Capítulo 7

101 19 75
                                    

Me encontraba sentado a solas ante una de las mesas de la sala común del Farwind, completamente vacío excepto por mí (algo normal si tenemos en cuenta que aún no había sido abierto al público, pues esperaba la vuelta de Rico para dar ese paso). Me puse otro medio vaso de ron con una rodaja de limón y me lo bebí de un trago.

Dos meses habían pasado desde el terrible anuncio del doctor, y mi vida no había mejorado demasiado: ni mis padres sanaban, ni los negocios de San Antonio remontaban, ni Aidan parecía querer seguir siendo mi amigo... Sentía que casi todo lo que merecía la pena en mi vida estaba desapareciendo a marchas forzadas.

Al menos, el estado de apática tristeza en que me encontraba era entendible socialmente debido a la afección de mis progenitores (que había trascendido como si fueran simples "fiebres"), lo que me permitió acudir pocas veces al protocolario encuentro con mi prometida. Pero no me hacía ilusiones: tanto el patriarca Niall como Bastién Durán subrayaron que ningún problema de salud, fuera cual fuese su gravedad, impediría que se celebrase el próximo enlace.

También me había librado de las tareas referentes a la preparación de la boda y a la búsqueda de un nuevo hogar para la familia que Eïre y yo formaríamos, lo cual era un gran alivio porque se me formaba un nudo en el estómago solo por pensar en vivir con ella. Sabía que tenía que hacerme a la idea, pero... estas últimas semanas de libertad me pertenecían, y me negaba a comenzar voluntariamente la tortura, si podía evitarlo.

Y hablando de torturas, el Doncella del Mar no había retornado aún por Nueva Orleáns, superando así el récord de cuatro meses y medio que ostentaba hasta entonces.
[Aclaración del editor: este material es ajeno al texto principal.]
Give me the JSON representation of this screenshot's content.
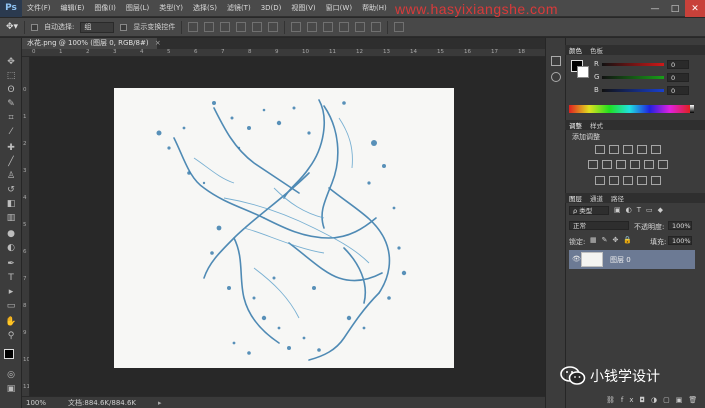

Obviamente, eso significaba que yo no había tenido sexo completo con nadie desde mi último encuentro con Rico, y que me sentía a partes iguales preocupado y cabreado con él.
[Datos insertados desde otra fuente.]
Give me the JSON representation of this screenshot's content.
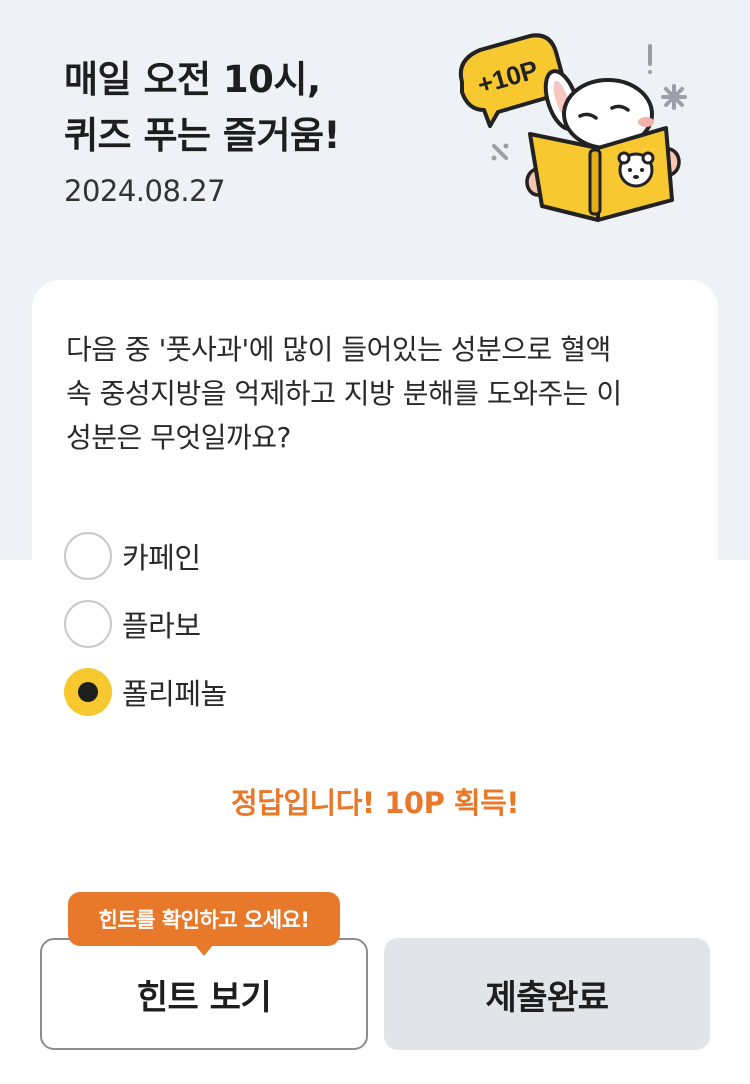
{
  "header": {
    "title_line1": "매일 오전 10시,",
    "title_line2": "퀴즈 푸는 즐거움!",
    "date": "2024.08.27",
    "badge": "+10P"
  },
  "quiz": {
    "question_line1": "다음 중 '풋사과'에 많이 들어있는 성분으로 혈액",
    "question_line2": "속 중성지방을 억제하고 지방 분해를 도와주는 이",
    "question_line3": "성분은 무엇일까요?",
    "options": [
      {
        "label": "카페인",
        "selected": false
      },
      {
        "label": "플라보",
        "selected": false
      },
      {
        "label": "폴리페놀",
        "selected": true
      }
    ],
    "result": "정답입니다! 10P 획득!"
  },
  "actions": {
    "tooltip": "힌트를 확인하고 오세요!",
    "hint_label": "힌트 보기",
    "submit_label": "제출완료"
  },
  "colors": {
    "accent_orange": "#e8792b",
    "accent_yellow": "#f7c82f",
    "background_top": "#eef1f6"
  }
}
Tal circunstancia me llevó a considerar una posibilidad: ¿y si Rico desaparecía?

Puede que se hubiera puesto enfermo, que hubiera caído por la borda, que hubiera desembarcado en otro puerto y se hubiera retirado, que lo hubieran despedido, que hubiera vuelto a España... Sin él, ¿no volvería a tener sexo con un hombre nunca más?

Esa pregunta me llenó de tanta ansiedad que el día anterior terminé ordenando al viejo cochero negro de mi familia que diera un paseo por el barrio de las Luces Rojas de las afueras; disimuladamente, pude ojear por entre las cortinas a aquellas damas y a los escasos chicos "de la noche". Aunque había algunos que no estaban tan mal, puse rumbo a casa a los pocos minutos debido al miedo que me embargó al pensar en ser reconocido mientras acompañaba a uno de estos muchachos de alquiler, o en ser chantajeado por cualquiera de ellos. Una cosa era que te vieras con una puta, todo el mundo lo comprendería, pero... ¿con un muchacho? Eso te podía valer la exclusión social, la marginación y la deshonra permanente. Además, no me fiaba tanto de la lealtad del conductor del carro a mi persona; mi padre sería de los primeros en enterarse.

Me sentía tan perdido que, cuando la puerta del Farwind fue golpeada varias veces en una conocida cadencia, mi etílico meditar se transformó en una gran alegría instintiva. Algo tambaleante, recorrí el trayecto hasta el cerrojo y lo descorrí, tras lo que abrí las amplias puertas para encontrarme con quien yo ya intuía.

—Aidan.

—¡Cuánto tiempo! —«"No por mi voluntad", pensé» —¿Qué tal si me enseñas cómo has dejado este antro? —Apartándome con una confianza que insinuaba que no había pasado ni un solo día desde que nos encontrásemos a solas en el lago del Campo Durán, se metió en la sala común de la taberna y la observó con aparente atención mientras dejaba sobre una mesa la gabardina que había traído enrollada en el brazo. —No está nada mal. ¿Cómo es que no lo has abierto ya? ¿No has encontrado a personal de confianza?